David Cella, PhD, is on mission, backed by nearly $10 million in National Institutes of Health (NIH) funds, to revolutionize the language of pain, as well as fatigue, depression, and anxiety. These are some of the important symptoms researchers measure when they try to figure out if a medical treatment improves the quality of life for a patient with a chronic disease.
Are they in too much pain to unload groceries from the car? Are they too tired or depressed to go out to lunch with a friend? The answers are vital for researchers to know if new treatments are useful or useless.
However, the glitch is that every group of researchers asks patients different questions to measure their symptoms. Thus, one group's measurement of severe pain or fatigue or depression might be different than another's. Because researchers aren't speaking a common language, doctors and other health care providers can't compare the results across studies to decide which is the best approach. Instead, study results remain separate puzzle pieces that never fit together into a whole picture.
"Can you imagine if a doctor wanted to check your hemoglobin, and there weren't any numbers to measure whether it was normal?" asked Cella, professor and chair of the new Department of Medical Social Sciences at Northwestern University Feinberg School of Medicine and a member of the Robert H. Lurie Comprehensive Cancer Center of Northwestern University, both in Chicago. "When you say a patient's hemoglobin is 11, everybody knows what it means; but nobody knows what a pain of 36 means or a fatigue of 32 because we don't use common measures."
Common vocabulary to be established
That's about to change. Cella is leading a far-reaching new national project that establishes a common scientific vocabulary. In August, he and colleagues from six other institutions and the NIH released a set of free publicly available computerized tests for researchers to measure pain, fatigue, depression, anxiety, and physical and social functioning. Now there will be a pain measurement of 75, for example, that will mean the same thing to every doctor and scientist. The new project is called Patient-Reported Outcome Measurement Information System (PROMIS). More than 1,000 researchers already have registered to try the new tools, available at www.nihpromis.org.
Cella's project addresses President Obama's call for greater accountability in medical treatment. "In order to have a system that works that way you need a consistent measure of outcomes that people can understand and relate to," Cella said. "That's what we have developed."
The lack of a common vocabulary has hurt research, Cella noted. "It's a Tower of Babel, a hodgepodge of language.

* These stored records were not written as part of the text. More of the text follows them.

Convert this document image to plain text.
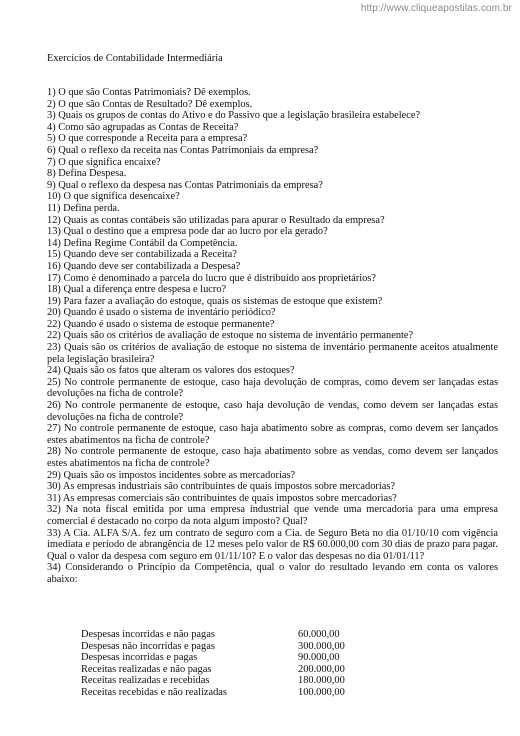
http://www.cliqueapostilas.com.br
Exercícios de Contabilidade Intermediária
1) O que são Contas Patrimoniais? Dê exemplos.
2) O que são Contas de Resultado? Dê exemplos.
3) Quais os grupos de contas do Ativo e do Passivo que a legislação brasileira estabelece?
4) Como são agrupadas as Contas de Receita?
5) O que corresponde a Receita para a empresa?
6) Qual o reflexo da receita nas Contas Patrimoniais da empresa?
7) O que significa encaixe?
8) Defina Despesa.
9) Qual o reflexo da despesa nas Contas Patrimoniais da empresa?
10) O que significa desencaixe?
11) Defina perda.
12) Quais as contas contábeis são utilizadas para apurar o Resultado da empresa?
13) Qual o destino que a empresa pode dar ao lucro por ela gerado?
14) Defina Regime Contábil da Competência.
15) Quando deve ser contabilizada a Receita?
16) Quando deve ser contabilizada a Despesa?
17) Como é denominado a parcela do lucro que é distribuído aos proprietários?
18) Qual a diferença entre despesa e lucro?
19) Para fazer a avaliação do estoque, quais os sistemas de estoque que existem?
20) Quando é usado o sistema de inventário periódico?
22) Quando é usado o sistema de estoque permanente?
22) Quais são os critérios de avaliação de estoque no sistema de inventário permanente?
23) Quais são os critérios de avaliação de estoque no sistema de inventário permanente aceitos atualmente pela legislação brasileira?
24) Quais são os fatos que alteram os valores dos estoques?
25) No controle permanente de estoque, caso haja devolução de compras, como devem ser lançadas estas devoluções na ficha de controle?
26) No controle permanente de estoque, caso haja devolução de vendas, como devem ser lançadas estas devoluções na ficha de controle?
27) No controle permanente de estoque, caso haja abatimento sobre as compras, como devem ser lançados estes abatimentos na ficha de controle?
28) No controle permanente de estoque, caso haja abatimento sobre as vendas, como devem ser lançados estes abatimentos na ficha de controle?
29) Quais são os impostos incidentes sobre as mercadorias?
30) As empresas industriais são contribuintes de quais impostos sobre mercadorias?
31) As empresas comerciais são contribuintes de quais impostos sobre mercadorias?
32) Na nota fiscal emitida por uma empresa industrial que vende uma mercadoria para uma empresa comercial é destacado no corpo da nota algum imposto? Qual?
33) A Cia. ALFA S/A. fez um contrato de seguro com a Cia. de Seguro Beta no dia 01/10/10 com vigência imediata e período de abrangência de 12 meses pelo valor de R$ 60.000,00 com 30 dias de prazo para pagar. Qual o valor da despesa com seguro em 01/11/10? E o valor das despesas no dia 01/01/11?
34) Considerando o Princípio da Competência, qual o valor do resultado levando em conta os valores abaixo:
Despesas incorridas e não pagas	60.000,00
Despesas não incorridas e pagas	300.000,00
Despesas incorridas e pagas	90.000,00
Receitas realizadas e não pagas	200.000,00
Receitas realizadas e recebidas	180.000,00
Receitas recebidas e não realizadas	100.000,00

It's a big problem because you can't migrate the results of one study to a broader understanding," he said. "We keep having to learn the same things over and over. We are not building on a foundation of knowledge."
Not only have Cella and his team created a new language and tool for researchers, but the PROMIS project also represents a shift in the way researchers evaluate the benefits of treatments. The goal is not just to help people live longer but also live better. X-rays, CT scans, and lab tests may have minimal relevance to the day-to-day functioning of patients with chronic diseases. "We help measure directly if people are living better by asking them," Cella said. "Sometimes, it's as simple as asking, 'Do you think this treatment has made your life better?' That question is surprisingly absent from many studies."